Consultórios médicos, como sabemos, são o inferno em vida de um paciente que reclama os incômodos de hemorroidas. A cirurgia nem é tão infernizante porque a anestesia evita dores. Porém o pós-operatório é lasca.
Certa feita fui acompanhar o amigo Marcelino que estava nervosíssimo diante do “bicho” que se fazia sobre a aplicação de um medicamento conhecido como “Nitrato de Prata”, destinado a limpeza da ferida hemorroidal após as cirurgias.
Tive o cuidado de lhe transmitir certos detalhes, para dar a entender que era coisa parecida com um supositório de glicerina, desses que usamos na infância para resolver prisão de ventre.

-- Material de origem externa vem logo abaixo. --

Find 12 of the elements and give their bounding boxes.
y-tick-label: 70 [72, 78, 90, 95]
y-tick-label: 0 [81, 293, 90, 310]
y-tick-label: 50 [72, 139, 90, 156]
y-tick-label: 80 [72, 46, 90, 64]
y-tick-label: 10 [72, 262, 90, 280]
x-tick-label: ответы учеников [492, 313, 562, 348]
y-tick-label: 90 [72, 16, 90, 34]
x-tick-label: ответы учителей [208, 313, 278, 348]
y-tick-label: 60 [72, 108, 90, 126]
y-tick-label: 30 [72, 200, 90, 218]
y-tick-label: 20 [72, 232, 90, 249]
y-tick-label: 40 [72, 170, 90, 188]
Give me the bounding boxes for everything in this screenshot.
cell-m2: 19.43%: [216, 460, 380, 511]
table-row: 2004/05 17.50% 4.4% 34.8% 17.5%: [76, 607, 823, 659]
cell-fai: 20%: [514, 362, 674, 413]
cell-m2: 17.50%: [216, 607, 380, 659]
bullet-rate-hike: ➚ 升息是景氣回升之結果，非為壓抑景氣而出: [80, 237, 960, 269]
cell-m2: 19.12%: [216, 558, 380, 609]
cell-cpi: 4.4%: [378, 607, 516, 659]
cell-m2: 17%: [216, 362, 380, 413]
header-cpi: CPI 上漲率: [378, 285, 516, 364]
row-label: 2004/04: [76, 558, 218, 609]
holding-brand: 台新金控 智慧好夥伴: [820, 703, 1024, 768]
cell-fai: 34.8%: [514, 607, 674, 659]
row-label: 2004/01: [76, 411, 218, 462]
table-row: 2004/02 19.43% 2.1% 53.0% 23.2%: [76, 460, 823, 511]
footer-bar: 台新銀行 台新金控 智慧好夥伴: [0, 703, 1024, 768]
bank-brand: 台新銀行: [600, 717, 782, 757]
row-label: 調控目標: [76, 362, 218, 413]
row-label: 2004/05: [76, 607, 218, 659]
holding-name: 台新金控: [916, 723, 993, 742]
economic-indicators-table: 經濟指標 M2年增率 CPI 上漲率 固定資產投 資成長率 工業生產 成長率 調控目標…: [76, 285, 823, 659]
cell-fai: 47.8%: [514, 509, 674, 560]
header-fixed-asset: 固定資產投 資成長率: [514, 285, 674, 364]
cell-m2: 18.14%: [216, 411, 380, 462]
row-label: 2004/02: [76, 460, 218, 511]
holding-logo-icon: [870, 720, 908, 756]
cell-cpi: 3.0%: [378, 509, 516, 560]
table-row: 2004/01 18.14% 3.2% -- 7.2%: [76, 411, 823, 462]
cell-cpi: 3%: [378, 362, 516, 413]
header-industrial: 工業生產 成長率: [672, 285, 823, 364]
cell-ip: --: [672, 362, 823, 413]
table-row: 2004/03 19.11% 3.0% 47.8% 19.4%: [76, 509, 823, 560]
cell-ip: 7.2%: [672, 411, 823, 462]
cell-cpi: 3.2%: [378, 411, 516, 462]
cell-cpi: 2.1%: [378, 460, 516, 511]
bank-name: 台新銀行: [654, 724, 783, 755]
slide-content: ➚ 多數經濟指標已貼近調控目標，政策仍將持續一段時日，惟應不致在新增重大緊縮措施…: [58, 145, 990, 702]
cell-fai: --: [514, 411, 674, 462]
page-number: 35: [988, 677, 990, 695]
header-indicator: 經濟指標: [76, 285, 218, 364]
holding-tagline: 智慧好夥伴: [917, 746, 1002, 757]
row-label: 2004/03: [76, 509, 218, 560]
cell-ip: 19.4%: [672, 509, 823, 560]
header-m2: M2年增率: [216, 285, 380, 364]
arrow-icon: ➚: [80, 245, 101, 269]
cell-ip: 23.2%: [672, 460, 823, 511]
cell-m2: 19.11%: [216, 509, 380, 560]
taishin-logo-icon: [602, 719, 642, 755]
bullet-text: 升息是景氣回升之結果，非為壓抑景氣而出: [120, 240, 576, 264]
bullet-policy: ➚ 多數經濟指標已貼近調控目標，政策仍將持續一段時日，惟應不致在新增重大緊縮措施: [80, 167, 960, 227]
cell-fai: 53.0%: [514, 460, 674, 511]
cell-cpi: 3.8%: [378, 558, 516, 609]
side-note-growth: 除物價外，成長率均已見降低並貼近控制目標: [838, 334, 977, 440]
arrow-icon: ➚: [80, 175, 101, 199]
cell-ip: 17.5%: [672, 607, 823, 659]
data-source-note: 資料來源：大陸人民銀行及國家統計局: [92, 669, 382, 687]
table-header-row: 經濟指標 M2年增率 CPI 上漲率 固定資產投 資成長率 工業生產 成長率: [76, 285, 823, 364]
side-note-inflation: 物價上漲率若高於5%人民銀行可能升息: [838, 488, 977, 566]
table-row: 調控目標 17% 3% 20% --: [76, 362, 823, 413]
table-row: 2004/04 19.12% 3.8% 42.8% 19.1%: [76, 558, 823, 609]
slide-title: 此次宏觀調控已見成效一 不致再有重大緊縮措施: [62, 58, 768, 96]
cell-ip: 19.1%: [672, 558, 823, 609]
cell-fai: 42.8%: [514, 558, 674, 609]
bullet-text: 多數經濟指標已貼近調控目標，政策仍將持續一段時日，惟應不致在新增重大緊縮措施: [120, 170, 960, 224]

Mas, no caso, eu sabia tratar-se de um cauterizante químico que acelera a cicatrização e tenta evitar defeitos nas feridas, possibilitando retardamento na solução da enfermidade.
Quando o boato correu na rua em que ele mora, e ficou sabendo que iria ser medicado com “Nitrato de Prata”, tremeu mais do que vara verde.
Alias, pelo pouco que sabia, enquanto aguardávamos na sala de espera a chamada para o atendimento, lhe informei alguma coisa sobre o medicamento, porque ele teria sido informado que o produto ardia muito.
Disse-lhe que sua composição era simples. Tudo para tranquilizá-lo.
O farmacêutico havia me falado que se preparava a fórmula com certa dose de prata metálica em ácido nítrico concentrado e a medicação já estaria pronta. Mas foi apavorante.
– Ácido? Tô lascado. Vai comer minhas entranhas!
Deixei que ele se acalmasse e puxei conversa com um senhor moreno, corpulento, que estava com os olhos arregalados e ouvidos atentos à nossa conversa. E de seus lábios vieram as perguntas:
– É a primeira vez dele? Dizem que arde um bocado! E quando o ácido entra neguinho estribucha na maca. Fui estivador quase 20 anos, enfrentei sacos de cimento nas costas e nunca senti dor, mas essa tal de hemorroida está sendo meu inferno. Vou ter que enfrentar e mostrar que sou homem, agora.
Para acalmá-lo naquele instante em que parecia que ele também iria para a forca, argumentei:
Arde tanto não! Isso é “bicho de sete cabeças” que fazem de um medicamento simples. É só uma pomadinha, duas ou três vezes introduzida no seu ânus e pronto.
O cidadão seria atendido antes de Marcílio. Notamos sua inquietude, coitado. Tão corpulento e tão frouxo.
A gentil enfermeira, com ar angelical, chamou:
– Seu Severino, venha!
O morenão de repente ficou branco. Notei que ele entrou na sala com palidez cadavérica. Um momento Impressionante.
Algum tempo depois, ao sair da “sala-de-suplício”, indagamos como teria sido a aplicação.
– Aguentei porque sou macho! Mas esse tal de Nitrato de Prata arde que só a peste. Nunca mais voltarei aqui! Deixar que metam ácido nítrico em meu forever, nunca mais! Foi o mesmo que sentir fogo no rabo!…
Carlos, depois dessa opinião Marcílio encarou?
Coitado!
Ainda hoje quando houve falar no metal ouro vai logo advertindo o interlocutor:
– Por favor não me fale de prata pois me lembro logo da dor provocada pelo infame do Nitrato.